Car, sur le terrain de la jeunesse en difficulté, hors du champ des caméras, loin des donneurs de leçon ou des provocateurs, certains se coltinent une autre réalité, moins spectaculaire, plus triviale et plus commune : celle des familles fragilisées par la crise économique et qui rament en silence, celles des jeunes un peu largués dans leurs études, parfois franchement déscolarisés, qui commencent à traîner un peu à gauche à droite en bas des immeubles des banlieues enclavées sans faire de bruit, ou si peu. Combien sont-ils à quitter l’école sans diplôme chaque année ? 150 000. La moitié d’entre eux seront – et resteront – au chômage. Pas couverture médiatique pour eux. Pas de Grenelle pour ce morceau de France qui s’englue en silence.
Dans la perspective de l’élection présidentielle de 2012, il devient salutaire d’aborder la question de la jeunesse sérieusement, posément. Comme le fait dans son Plaidoyer pour la jeunesse en difficulté la fondation Apprentis d’Auteuil.
La semaine dernière, la “fondation catholique reconnue d’utilité publique” était sur le pont. Tandis que des tribunes de François Content, directeur général, étaient publiés sur Slate.fr et dans Le Monde, André Altmeyer, le DGA présentait à la presse le matin, à la télévision à midi, à des blogueurs le soir, leur constat et leurs propositions. Loin des caricatures et de la mythologie du nouveau sauvageon.
Le “Plaidoyer pour la jeunesse en difficulté” d’Apprentis d’Auteuil, c’est d’abord une préface destinée aux candidats à l’élection présidentielle : “La jeunesse en difficulté est le révélateur de notre échec collectif (…) nous expérimentons des solutions mais nous avons besoin de vous pour les démultiplier”. C’est aussi 80 pages de chiffres et de constats dressés sur la base de l’expérience d’un acteur de terrain qui accueille 13 000 jeunes chaque année.

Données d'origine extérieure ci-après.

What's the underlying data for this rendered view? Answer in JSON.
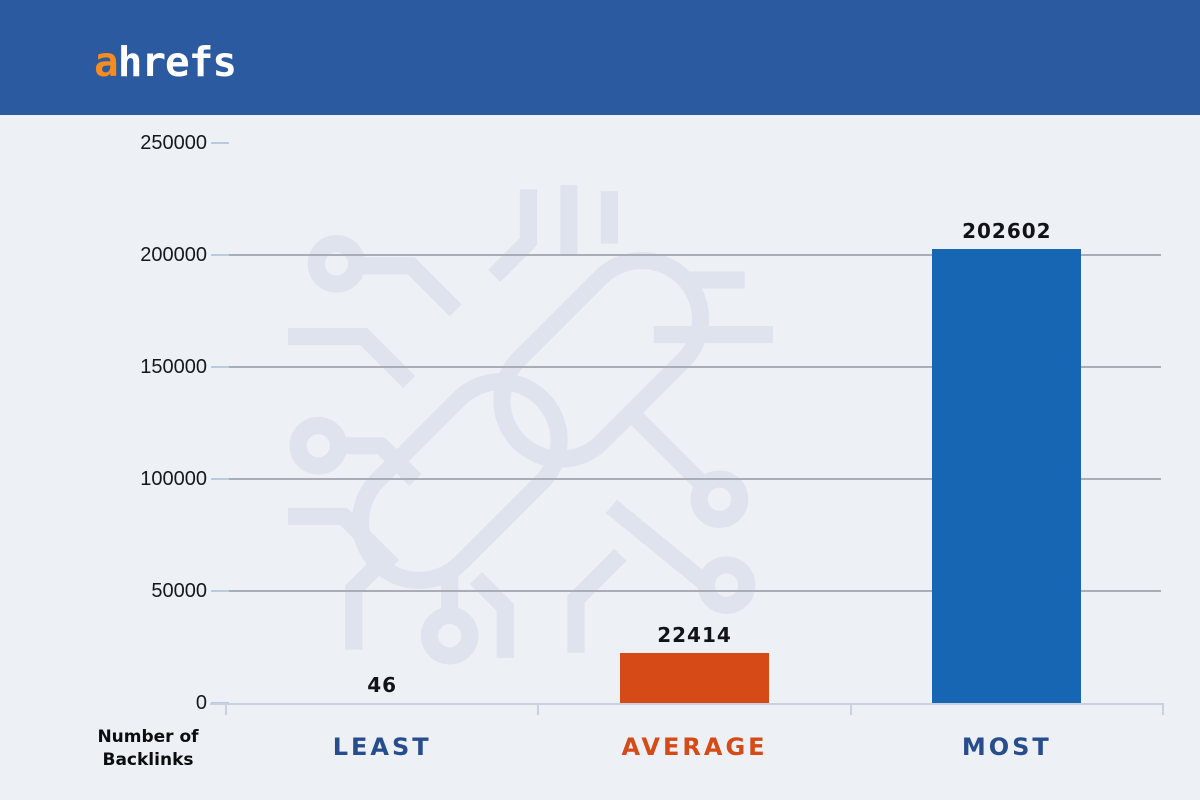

Le constat ? L’aggravation de la situation des jeunes et des familles et l’urgence sur le terrain. Les solutions ? La prévention, l’innovation et la persévérance pour redonner confiance et perspectives aux jeunes. Trois champs sont explorés : la lutte contre le décrochage scolaire, le soutien à la famille dans leur rôle éducatif et l’entrée des jeunes dans la vie active.
Avec son Plaidoyer, Apprentis d’Auteuil se lance aussi dans une bagarre audacieuse, celle de rééquilibrer les lignes de force d’un système médiatique qui fonctionne trop souvent sur la caricature, là où eux proposent des témoignages de réussite modestes, pas très spectaculaires. Ici, un jeune qui reprend ses études en CAP. Là, un autre qui “gère son budget tout seul”. Là encore, ce sont des parents qui disent simplement merci. Des petites pierres mises bout à bout pour restaurer, reconstruire la confiance et “changer le regard sévère que la société française porte sur sa jeunesse”.
C’est une belle bataille qui s’apprête à être livrée avec comme armes la prévention, la prévention et encore la prévention, la confiance dans les capacités des jeunes à “réussir” quel que soit leur parcours antérieur, l’acharnement des éducateurs et des directeurs d’établissements. Face aux rafales d’articles qui suintent la peur et attirent le lecteur, face aux grenades des faits divers qui ne manqueront pas d’exploser pendant la campagne électorale, ces arguments ne semblent pas peser bien lourds aujourd’hui. Mais demain ? La lutte pourrait bien être sanglante. Chienne de guerre.